Ci fu un attimo di silenzio.
«Non riuscirai mai a perdonarmi, vero?»
«Nathan, il perdono è per chi si pente. Il perdono è per chi cerca di riparare al male che ha fatto.»
L’uomo dall’altra parte attese un attimo, per dare modo a quelle parole di perdersi nella distanza che li separava. In ogni senso.
«Hai visto Greta di recente?»
«E tu?»
Vivien lo aggredì, sentendo salire quella voglia di picchiarlo che provava ogni volta che si trovava in sua presenza o semplicemente lo sentiva. In quel momento, se fossa stato seduto al suo fianco, gli avrebbe spezzato il naso con una gomitata.
«Quanto tempo è che non vedi tua moglie? Quanto tempo è che non vedi tua figlia? Per quanto tempo ancora credi di poterti nascondere?»
«Vivien, io non mi nascondo. Io…»
«Io un cazzo, brutto figlio di puttana!»
Aveva urlato. E aveva sbagliato a farlo. Il disprezzo che provava per quell’uomo non doveva essere manifestato con un ruggito. Doveva essere espresso con il sibilo del serpente.
E serpente divenne.
«Nathan, tu sei un vigliacco. Lo sei sempre stato e sempre lo sarai. E quando ti sei trovato davanti a delle difficoltà troppo grandi per te hai fatto l’unica cosa che sai fare: sei scappato.»
«Io ho sempre provveduto a tutte le loro necessità. A volte ci sono scelte che…»

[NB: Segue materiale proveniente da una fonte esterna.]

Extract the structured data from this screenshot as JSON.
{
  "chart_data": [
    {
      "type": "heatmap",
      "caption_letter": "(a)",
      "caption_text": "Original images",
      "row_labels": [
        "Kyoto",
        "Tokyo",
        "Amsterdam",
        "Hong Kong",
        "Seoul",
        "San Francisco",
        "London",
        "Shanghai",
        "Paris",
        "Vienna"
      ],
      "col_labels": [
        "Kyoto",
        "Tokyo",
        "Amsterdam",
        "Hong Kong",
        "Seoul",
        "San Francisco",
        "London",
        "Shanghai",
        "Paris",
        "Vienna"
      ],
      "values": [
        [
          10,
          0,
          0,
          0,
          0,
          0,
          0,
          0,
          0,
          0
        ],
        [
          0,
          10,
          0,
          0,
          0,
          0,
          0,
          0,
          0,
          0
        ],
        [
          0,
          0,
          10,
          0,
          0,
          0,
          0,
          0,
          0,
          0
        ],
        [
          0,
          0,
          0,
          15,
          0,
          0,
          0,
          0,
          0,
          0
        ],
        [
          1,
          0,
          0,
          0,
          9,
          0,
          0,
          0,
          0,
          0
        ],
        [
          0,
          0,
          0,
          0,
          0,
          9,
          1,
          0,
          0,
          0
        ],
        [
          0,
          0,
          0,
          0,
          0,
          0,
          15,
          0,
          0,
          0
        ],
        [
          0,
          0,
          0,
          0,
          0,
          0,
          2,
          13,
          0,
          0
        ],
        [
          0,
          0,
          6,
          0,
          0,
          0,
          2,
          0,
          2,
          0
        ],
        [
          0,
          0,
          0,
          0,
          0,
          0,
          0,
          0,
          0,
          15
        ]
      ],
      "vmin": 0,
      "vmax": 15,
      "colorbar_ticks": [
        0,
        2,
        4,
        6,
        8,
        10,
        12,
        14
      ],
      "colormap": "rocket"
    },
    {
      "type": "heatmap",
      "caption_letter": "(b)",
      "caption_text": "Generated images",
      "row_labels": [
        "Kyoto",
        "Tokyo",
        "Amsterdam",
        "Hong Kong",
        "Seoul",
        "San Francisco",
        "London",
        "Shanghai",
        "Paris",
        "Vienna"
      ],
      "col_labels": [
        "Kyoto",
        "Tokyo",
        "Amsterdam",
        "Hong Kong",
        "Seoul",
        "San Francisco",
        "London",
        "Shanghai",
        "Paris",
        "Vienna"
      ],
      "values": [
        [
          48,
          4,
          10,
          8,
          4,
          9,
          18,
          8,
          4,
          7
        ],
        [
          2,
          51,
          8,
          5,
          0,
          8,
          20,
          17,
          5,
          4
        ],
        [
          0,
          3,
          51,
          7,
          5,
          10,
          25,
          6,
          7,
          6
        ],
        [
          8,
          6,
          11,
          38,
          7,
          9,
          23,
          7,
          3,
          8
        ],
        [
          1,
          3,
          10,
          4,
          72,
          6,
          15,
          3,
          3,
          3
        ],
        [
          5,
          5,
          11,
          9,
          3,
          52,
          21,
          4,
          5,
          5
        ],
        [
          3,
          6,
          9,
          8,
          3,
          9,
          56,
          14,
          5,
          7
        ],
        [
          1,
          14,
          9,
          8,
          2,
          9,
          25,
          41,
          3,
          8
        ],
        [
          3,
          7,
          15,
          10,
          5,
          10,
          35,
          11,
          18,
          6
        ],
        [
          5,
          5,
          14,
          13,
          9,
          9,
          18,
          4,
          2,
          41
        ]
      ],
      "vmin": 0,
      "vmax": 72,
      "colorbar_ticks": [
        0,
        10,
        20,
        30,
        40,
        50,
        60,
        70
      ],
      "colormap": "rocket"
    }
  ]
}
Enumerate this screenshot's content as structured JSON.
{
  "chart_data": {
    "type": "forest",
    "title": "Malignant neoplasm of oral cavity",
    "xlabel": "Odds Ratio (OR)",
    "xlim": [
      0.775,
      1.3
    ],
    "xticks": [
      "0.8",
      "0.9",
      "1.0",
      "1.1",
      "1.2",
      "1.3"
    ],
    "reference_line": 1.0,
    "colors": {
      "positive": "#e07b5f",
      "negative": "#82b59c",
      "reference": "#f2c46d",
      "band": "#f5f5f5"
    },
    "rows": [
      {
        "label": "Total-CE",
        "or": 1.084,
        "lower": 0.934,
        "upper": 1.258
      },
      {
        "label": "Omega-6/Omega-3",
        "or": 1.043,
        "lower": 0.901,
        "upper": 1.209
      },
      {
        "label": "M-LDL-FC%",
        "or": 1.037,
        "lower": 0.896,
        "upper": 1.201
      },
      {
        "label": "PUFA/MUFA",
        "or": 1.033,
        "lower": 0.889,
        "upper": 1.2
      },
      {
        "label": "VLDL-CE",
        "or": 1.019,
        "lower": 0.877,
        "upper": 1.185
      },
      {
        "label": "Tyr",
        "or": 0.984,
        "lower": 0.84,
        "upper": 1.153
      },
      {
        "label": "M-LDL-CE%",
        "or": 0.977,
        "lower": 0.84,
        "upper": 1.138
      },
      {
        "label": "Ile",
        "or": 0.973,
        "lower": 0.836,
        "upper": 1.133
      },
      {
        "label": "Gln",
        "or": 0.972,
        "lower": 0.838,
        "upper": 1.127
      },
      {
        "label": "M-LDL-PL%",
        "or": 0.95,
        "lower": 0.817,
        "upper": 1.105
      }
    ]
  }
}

Lo interruppe bruscamente.
«Tu non avevi scelte. Avevi delle responsabilità. E te le dovevi assumere. Quello straccio di assegno che mandi tutti i mesi non è sufficiente a compensare la tua latitanza. E nemmeno a mettere in pace la tua coscienza. Dunque adesso non chiamarmi per sapere come sta tua moglie. Non chiamarmi per sapere come sta tua figlia. Se vuoi sentirti meglio, alza quel maledetto culo sul quale sei seduto e vai a vederlo di persona.»
Premette con tanta rabbia il pulsante di fine comunicazione che per un istante ebbe timore che si fosse rotto. Rimase per qualche istante a guardare davanti a sé, guidando e ascoltando il battito forsennato del suo cuore. Poche lacere lacrime di rabbia le scesero lungo le guance. Se le asciugò con il dorso della mano e cercò di calmarsi.
Per dimenticare il posto dove era stata quel mattino e il posto verso il quale stava andando ora, si rifugiò nell’unico luogo sicuro che aveva: il suo lavoro.